Example: If total household income is $6,000 per month and debt payments are $1,800 per month, DHI is 30%.
| DHI Range | Typical Interpretation | Practical Meaning |
|---|---|---|
| Below 20% | Excellent affordability | Strong repayment profile; often best range for flexibility and future borrowing. |
| 20% to 35% | Healthy to manageable | Generally acceptable; still important to keep emergency savings and stable cash flow. |
| 35% to 45% | Caution zone | May face tighter underwriting, lower sanctioned amounts, or higher pricing. |
| Above 45% | High risk / high stress | Approval may become difficult; debt restructuring or income improvement may be needed. |
Thresholds vary by lender, loan type, region, employment profile, and credit history. Always verify product-specific guidelines.
To get useful results, the quality of your inputs matters more than the tool itself. Start with the latest monthly figures and include only recurring debt obligations. Avoid guessing. If your income fluctuates, use a conservative average from recent statements.
Many people use DHI and DTI interchangeably.
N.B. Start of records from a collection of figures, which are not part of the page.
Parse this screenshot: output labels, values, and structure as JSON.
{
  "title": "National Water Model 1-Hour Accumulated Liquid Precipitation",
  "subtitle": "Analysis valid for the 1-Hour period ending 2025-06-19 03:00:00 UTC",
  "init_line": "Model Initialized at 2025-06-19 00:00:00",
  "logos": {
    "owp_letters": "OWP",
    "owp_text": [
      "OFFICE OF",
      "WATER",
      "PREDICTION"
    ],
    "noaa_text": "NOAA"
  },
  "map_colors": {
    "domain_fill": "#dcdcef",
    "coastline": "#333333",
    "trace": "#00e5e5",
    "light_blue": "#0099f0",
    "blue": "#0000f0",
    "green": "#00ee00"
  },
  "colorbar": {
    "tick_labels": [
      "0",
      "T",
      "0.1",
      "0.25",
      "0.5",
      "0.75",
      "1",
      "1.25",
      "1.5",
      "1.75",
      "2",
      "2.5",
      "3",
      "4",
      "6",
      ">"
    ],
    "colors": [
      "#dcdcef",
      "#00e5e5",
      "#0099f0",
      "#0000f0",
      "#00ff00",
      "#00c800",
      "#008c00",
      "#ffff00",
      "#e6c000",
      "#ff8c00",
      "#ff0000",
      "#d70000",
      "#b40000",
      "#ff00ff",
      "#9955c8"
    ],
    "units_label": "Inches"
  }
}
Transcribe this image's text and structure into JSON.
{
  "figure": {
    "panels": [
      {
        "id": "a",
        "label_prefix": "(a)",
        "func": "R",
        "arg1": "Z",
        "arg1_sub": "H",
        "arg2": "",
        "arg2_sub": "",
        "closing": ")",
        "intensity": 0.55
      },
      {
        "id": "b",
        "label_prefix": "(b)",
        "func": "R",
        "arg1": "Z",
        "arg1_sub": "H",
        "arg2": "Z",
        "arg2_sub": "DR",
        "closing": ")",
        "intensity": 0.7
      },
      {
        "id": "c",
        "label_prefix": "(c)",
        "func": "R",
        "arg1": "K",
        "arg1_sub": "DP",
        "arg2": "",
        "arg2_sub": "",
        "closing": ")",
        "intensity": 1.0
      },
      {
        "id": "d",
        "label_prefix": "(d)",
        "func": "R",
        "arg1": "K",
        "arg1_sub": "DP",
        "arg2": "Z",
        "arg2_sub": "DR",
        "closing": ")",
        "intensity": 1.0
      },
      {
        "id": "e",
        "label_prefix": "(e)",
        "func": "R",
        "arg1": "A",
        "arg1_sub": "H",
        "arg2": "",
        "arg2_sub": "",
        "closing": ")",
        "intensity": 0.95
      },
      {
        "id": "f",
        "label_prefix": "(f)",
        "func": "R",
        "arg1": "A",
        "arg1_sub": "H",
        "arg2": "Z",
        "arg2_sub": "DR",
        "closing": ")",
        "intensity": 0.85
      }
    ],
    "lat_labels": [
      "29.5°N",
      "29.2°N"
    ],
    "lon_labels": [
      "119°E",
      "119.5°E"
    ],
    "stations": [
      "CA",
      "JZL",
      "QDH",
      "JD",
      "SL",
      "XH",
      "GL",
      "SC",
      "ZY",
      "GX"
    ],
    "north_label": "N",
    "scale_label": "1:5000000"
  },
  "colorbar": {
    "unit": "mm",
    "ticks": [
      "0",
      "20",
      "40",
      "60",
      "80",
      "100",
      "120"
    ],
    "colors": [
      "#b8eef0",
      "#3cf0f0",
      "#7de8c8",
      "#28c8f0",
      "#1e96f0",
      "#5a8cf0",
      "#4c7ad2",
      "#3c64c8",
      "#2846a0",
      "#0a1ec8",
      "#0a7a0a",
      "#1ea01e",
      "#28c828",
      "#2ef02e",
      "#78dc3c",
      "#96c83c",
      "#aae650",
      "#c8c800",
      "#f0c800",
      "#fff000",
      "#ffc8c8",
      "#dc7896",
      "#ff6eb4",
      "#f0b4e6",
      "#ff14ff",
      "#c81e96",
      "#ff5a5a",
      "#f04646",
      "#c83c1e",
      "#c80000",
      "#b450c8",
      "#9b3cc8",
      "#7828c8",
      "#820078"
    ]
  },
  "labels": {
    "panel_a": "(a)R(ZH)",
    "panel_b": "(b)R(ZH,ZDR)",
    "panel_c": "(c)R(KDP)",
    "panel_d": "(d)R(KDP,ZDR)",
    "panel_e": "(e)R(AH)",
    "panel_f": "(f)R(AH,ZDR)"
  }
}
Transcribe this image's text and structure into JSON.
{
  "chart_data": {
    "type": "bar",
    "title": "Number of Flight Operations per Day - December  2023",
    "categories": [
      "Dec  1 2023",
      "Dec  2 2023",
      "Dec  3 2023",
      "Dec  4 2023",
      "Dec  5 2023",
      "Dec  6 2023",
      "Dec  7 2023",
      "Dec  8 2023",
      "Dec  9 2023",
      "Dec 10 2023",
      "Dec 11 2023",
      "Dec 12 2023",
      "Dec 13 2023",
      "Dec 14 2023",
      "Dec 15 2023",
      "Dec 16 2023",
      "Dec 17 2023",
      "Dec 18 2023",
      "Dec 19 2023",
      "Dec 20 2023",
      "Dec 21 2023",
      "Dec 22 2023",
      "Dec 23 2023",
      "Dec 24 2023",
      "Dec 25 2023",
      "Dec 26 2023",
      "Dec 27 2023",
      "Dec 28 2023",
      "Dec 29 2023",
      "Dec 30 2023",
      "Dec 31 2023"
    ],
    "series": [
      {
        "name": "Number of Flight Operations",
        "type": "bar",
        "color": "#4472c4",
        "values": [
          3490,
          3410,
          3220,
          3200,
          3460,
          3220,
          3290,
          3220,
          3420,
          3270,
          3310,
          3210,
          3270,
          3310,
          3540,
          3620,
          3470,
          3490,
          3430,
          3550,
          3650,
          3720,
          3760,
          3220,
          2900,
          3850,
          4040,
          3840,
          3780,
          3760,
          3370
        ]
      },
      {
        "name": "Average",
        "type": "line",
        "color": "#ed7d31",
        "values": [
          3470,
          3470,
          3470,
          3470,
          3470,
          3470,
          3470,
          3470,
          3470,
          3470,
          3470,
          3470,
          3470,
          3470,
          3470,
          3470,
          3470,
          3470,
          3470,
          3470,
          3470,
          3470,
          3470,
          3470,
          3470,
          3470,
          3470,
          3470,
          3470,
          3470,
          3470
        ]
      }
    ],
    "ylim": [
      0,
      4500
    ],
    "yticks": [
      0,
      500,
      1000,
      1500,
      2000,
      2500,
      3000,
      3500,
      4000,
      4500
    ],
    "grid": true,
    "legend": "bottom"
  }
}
In practice, both are debt-to-income affordability ratios, but naming can differ by institution, market, or product. Some lenders may define household income differently or include/exclude specific debt categories. The key is not the label; the key is formula consistency and policy interpretation.
Scenario A: Conservative borrower
Income: $8,000 | Debt: $1,200
DHI = 15%. This is a very strong affordability profile. Even with a new $600 payment, projected DHI becomes 22.5%, still moderate.
Scenario B: Moderate load borrower
Income: $5,500 | Debt: $1,900
DHI = 34.5%. Adding a $500 payment lifts projected DHI to 43.6%. This is near caution territory and may affect loan terms.
Scenario C: Stretched borrower
Income: $4,800 | Debt: $2,400
DHI = 50%. New borrowing is typically hard without reducing existing obligations or increasing verifiable income.
A higher DHI does not always mean automatic denial. Lenders may still approve based on collateral strength, repayment history, stable long-term employment, larger down payment, low loan-to-value ratio, or strong co-applicant profiles. However, higher DHI often raises scrutiny and can reduce sanction amount or increase cost of borrowing.
Run your DHI calculator at least 60 to 90 days before formal application. This gives you enough time to reduce debt, stabilize account activity, and prepare documents. If your projected DHI after a new loan crosses the comfort band, revise your strategy: smaller loan size, longer tenure, or delayed purchase timeline.
For salaried households, consistency is key. For self-employed applicants, clean banking patterns and tax-aligned income evidence are equally important. A strong DHI supported by transparent documentation is typically more persuasive than a marginal DHI with uncertain records.
1) What is a good DHI ratio?
Generally, below 35% is considered manageable in many credit contexts, though policy varies by lender and product type.
2) Should I use gross or net income?
Most affordability models use gross monthly income, but you should follow the exact lender instruction when available.
3) Does rent count as debt in DHI?
Some lenders treat housing payment commitments as part of affordability review. Product rules differ.
4) Can I improve DHI quickly?
Yes, by reducing monthly obligations, avoiding new debt, and strengthening verifiable household income.
5) Is DHI the only factor in approval?
No. Credit score, repayment history, employment stability, documentation quality, collateral, and policy rules all matter.
A DHI calculator is one of the simplest tools for smarter borrowing decisions. It helps you check affordability before you apply, estimate how a new EMI will affect your profile, and avoid unnecessary credit stress. Use it regularly, keep inputs accurate, and combine the result with disciplined financial planning for better approval outcomes and stronger long-term financial health.